I got pregnant unexpectedlyI am 19 turning 20 in a few months, and he's 21. I got pregnant unexpectedly. I went to the hospital that night with my boyfriend. I was having cramps and missed my period for almost 2 months. Pregnancy never crossed my mind. I was taking my pill daily, almost always on time. I found out I was pregnant that night. I was shocked. I just broke down. How can I be pregnant?? I'm 19, in college. I work at Dairy Queen. I live in my boyfriend's parents' basement. I cannot support a child?? I came out of the doctor office and told the news to my boyfriend. He right away looked at me and said I can't be a dad now. I'm too young. We decided to give ourselves a few days to make a decision.
After a day or two he came up with a way out. I agreed at the time. I made the appointment. Closer to the day I began to notice I was growing. I couldn't help having big smile when I saw my belly in the mirror. I made that. That's me in there. I couldn't do it. I began to download pregnancy apps on my phone to chart my baby's growth. I had names; "Shileigh or Laksin". I wanted this...
Soon enough I remembered our said plan. I couldn't do it. April 5th came and off to the city we went. I cried the whole way. I went in there scared and hating myself. Why am I doing this?? I'm a killer. I'm a child killer. After the procedure I just sat outside the building and cried. I couldn't believe I killed my baby. I wanted to fix it. I want to go back.
I wish I had never done it. I regret it. I still do. I cannot move on from it. Every night I lie there thinking about my baby. How round would I be? I still rub my tummy like I am pregnant. I want a baby I want make things better. Every night I cry. I hate myself everyday because this. I am still with my baby's dad. He supports me for it and helps me.

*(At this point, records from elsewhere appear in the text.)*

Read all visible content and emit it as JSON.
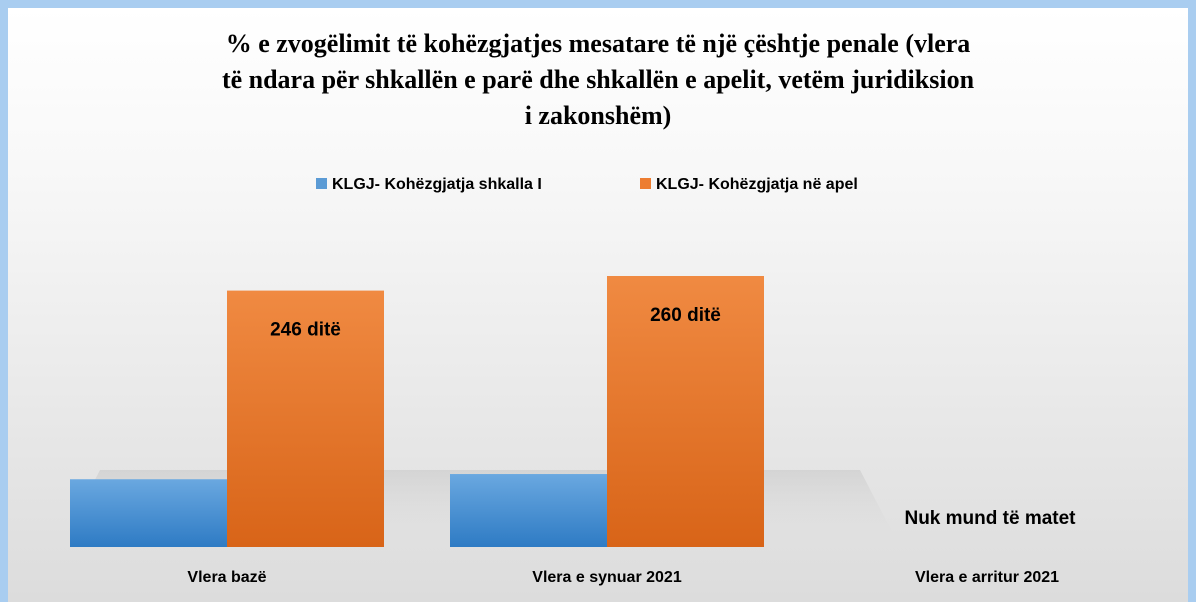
{
  "chart_data": {
    "type": "bar",
    "title": "% e zvogëlimit të kohëzgjatjes mesatare të një çështje penale (vlera\ntë ndara për shkallën e parë dhe shkallën e apelit, vetëm juridiksion\ni zakonshëm)",
    "categories": [
      "Vlera bazë",
      "Vlera e synuar 2021",
      "Vlera e arritur 2021"
    ],
    "series": [
      {
        "name": "KLGJ- Kohëzgjatja shkalla I",
        "color": "#5b9bd5",
        "values": [
          65,
          70,
          null
        ]
      },
      {
        "name": "KLGJ- Kohëzgjatja në apel",
        "color": "#ed7d31",
        "values": [
          246,
          260,
          null
        ],
        "value_labels": [
          "246 ditë",
          "260 ditë",
          null
        ]
      }
    ],
    "annotation": "Nuk mund të matet",
    "legend": "top"
  }
}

But yet, I still feel angry at him for making me think this was the right choice. Why can't I move on??
Editor's CommentIn your mind you had bonded with your baby and wanted to keep it. You went with your boyfriend's decision but in your heart you had planned how you would have kept the baby. That is where the pain is coming from now. I think that you need some post abortion help and support and I would suggest that you look to find this in your area.